The Shape of Things (2003) / Drama
MPAA Rated: R for language and sexual situations
Running Time: 96 min.
Cast: Paul Rudd, Rachel Weisz, Frederick Weller, Gretchen Mol
Director: Neil LaBute
Screenplay: Neil LaBute
The Shape of Things is one of those films that you appreciate more after it's over than when you're actually watching it. It's an unsettling work, typical of LaBute (In the Company of Men, Your Friends and Neighbors), with a very sour look at the relationships between the sexes and shades of sadism all around. If you're with someone when watching the film, especially if you're on a date, get ready to spend the rest of the evening arguing over the themes and dramatic elements of the film, as they will stay with you all night, and possible for days afterward. Hopefully, your evening isn't ruined by your significant other taking the opposite side of the argument.
The story revolves around Adam. a socially-inept nerd (Rudd) who one day while working his side job as a museum security guard meets the non-conformist Evelyn, just as she's about to deface a museum sculpture. The meeting is awkward, but there is some interest between the two, and soon a relationship is started. Although Adam wonders what Evelyn could possibly see in him, things proceed nicely, with Evelyn making little changes to Adam to improve his looks, such as getting him to lose weight, cut his unkempt hair, and stop biting his fingernails. Complications begin to emerge when Evelyn meets Adam's engaged friends, Jenny and Phillip, and the little improvements in Adam's appearance rekindles attraction in Jenny, while Phillip becomes more upset that the predictable pain-in-the-ass friend has now become changed by his new girlfriend to the point he doesn't recognize him much anymore.
The Shape of Things was originally a play by LaBute, which also starred the main players in the movie. Like many plays that try to adapt to the big screen, there is a stiffness factor that settles in to most scenes of the film, and what might work in the knowing artifice of the stage becomes strange when played out in the "real world." Also, the characters are just not very realistic, and their resulting conversations and interactions with each other come off as forced and manipulative, mere playthings for LaBute to toy with in order to achieve some thematic truths for the audience.
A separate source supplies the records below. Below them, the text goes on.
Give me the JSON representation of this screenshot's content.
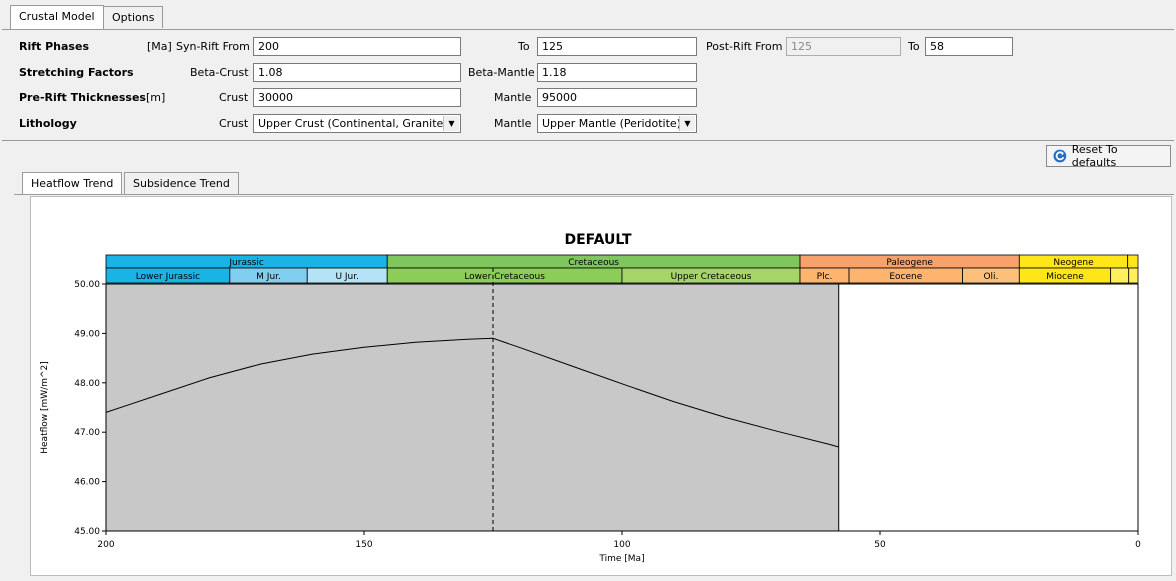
{
  "tabs": [
    "Crustal Model",
    "Options"
  ],
  "form": {
    "rift_phases": {
      "label": "Rift Phases",
      "unit": "[Ma]",
      "syn_rift_from_label": "Syn-Rift From",
      "syn_rift_from_value": "200",
      "to_label": "To",
      "syn_rift_to_value": "125",
      "post_rift_from_label": "Post-Rift From",
      "post_rift_from_value": "125",
      "post_to_label": "To",
      "post_rift_to_value": "58"
    },
    "stretching": {
      "label": "Stretching Factors",
      "beta_crust_label": "Beta-Crust",
      "beta_crust_value": "1.08",
      "beta_mantle_label": "Beta-Mantle",
      "beta_mantle_value": "1.18"
    },
    "thickness": {
      "label": "Pre-Rift Thicknesses",
      "unit": "[m]",
      "crust_label": "Crust",
      "crust_value": "30000",
      "mantle_label": "Mantle",
      "mantle_value": "95000"
    },
    "lithology": {
      "label": "Lithology",
      "crust_label": "Crust",
      "crust_value": "Upper Crust (Continental, Granite)",
      "mantle_label": "Mantle",
      "mantle_value": "Upper Mantle (Peridotite)"
    }
  },
  "reset_button": "Reset To defaults",
  "inner_tabs": [
    "Heatflow Trend",
    "Subsidence Trend"
  ],
  "colors": {
    "jurassic": "#1ab3e6",
    "jurassic_light": "#80cff0",
    "cretaceous": "#7fc65e",
    "cretaceous_light": "#a6d468",
    "paleogene": "#f7a26c",
    "neogene": "#ffe619",
    "plot_grey": "#c8c8c8"
  },
  "chart_data": {
    "type": "line",
    "title": "DEFAULT",
    "xlabel": "Time [Ma]",
    "ylabel": "Heatflow [mW/m^2]",
    "xlim": [
      200,
      0
    ],
    "ylim": [
      45.0,
      50.0
    ],
    "xticks": [
      "200",
      "150",
      "100",
      "50",
      "0"
    ],
    "yticks": [
      "45.00",
      "46.00",
      "47.00",
      "48.00",
      "49.00",
      "50.00"
    ],
    "shaded_until_ma": 58,
    "vline_ma": 125,
    "series": [
      {
        "x": [
          200,
          190,
          180,
          170,
          160,
          150,
          140,
          130,
          125,
          120,
          110,
          100,
          90,
          80,
          70,
          60,
          58
        ],
        "y": [
          47.4,
          47.75,
          48.1,
          48.38,
          48.58,
          48.72,
          48.82,
          48.88,
          48.9,
          48.72,
          48.35,
          47.98,
          47.62,
          47.3,
          47.02,
          46.76,
          46.7
        ]
      }
    ],
    "eras": [
      {
        "name": "Jurassic",
        "from": 200,
        "to": 145.5,
        "color": "#1ab3e6"
      },
      {
        "name": "Cretaceous",
        "from": 145.5,
        "to": 65.5,
        "color": "#7fc65e"
      },
      {
        "name": "Paleogene",
        "from": 65.5,
        "to": 23,
        "color": "#f7a26c"
      },
      {
        "name": "Neogene",
        "from": 23,
        "to": 2,
        "color": "#ffe619"
      },
      {
        "name": "",
        "from": 2,
        "to": 0,
        "color": "#ffe619"
      }
    ],
    "epochs": [
      {
        "name": "Lower Jurassic",
        "from": 200,
        "to": 176,
        "color": "#1ab3e6"
      },
      {
        "name": "M Jur.",
        "from": 176,
        "to": 161,
        "color": "#80cff0"
      },
      {
        "name": "U Jur.",
        "from": 161,
        "to": 145.5,
        "color": "#b3e3f5"
      },
      {
        "name": "Lower Cretaceous",
        "from": 145.5,
        "to": 100,
        "color": "#8ccd57"
      },
      {
        "name": "Upper Cretaceous",
        "from": 100,
        "to": 65.5,
        "color": "#a6d468"
      },
      {
        "name": "Plc.",
        "from": 65.5,
        "to": 56,
        "color": "#fdb46c"
      },
      {
        "name": "Eocene",
        "from": 56,
        "to": 34,
        "color": "#fdb46c"
      },
      {
        "name": "Oli.",
        "from": 34,
        "to": 23,
        "color": "#fdc07a"
      },
      {
        "name": "Miocene",
        "from": 23,
        "to": 5.3,
        "color": "#ffe619"
      },
      {
        "name": "",
        "from": 5.3,
        "to": 1.8,
        "color": "#ffef5a"
      },
      {
        "name": "",
        "from": 1.8,
        "to": 0,
        "color": "#ffef5a"
      }
    ]
  }
}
However, as artificial as the characters and situations sometimes are, there is too much intelligence in the screenplay to not be interesting, and The Shape of Things is a very engaging film despite it all. There is a sourness in the outlook on relationships that not everyone will appreciate, but within it there is a lot of truth. It's not easy to witness the complete building up and destruction of a human being at his most vulnerable point, but LaBute does it with unflinching finesse, and even if the characters themselves are superficial, the points are driven home quite well.
In summation, The Shape of Things is an arty, intellectual endeavor that has its share of flaws but delivers the message it sets out to through crisp, cutting commentary by LaBute. If you're a fan of LaBute, the stars, art films, or just provocative dramas, this one is well worth your time. If the characters and situations didn't play itself out in fantasyland, a great work probably would have emerged from this, but taking it for what it is, I'm content with the result. You may not like it, but it's going to be a while before you get it out of your head, or out from under your skin.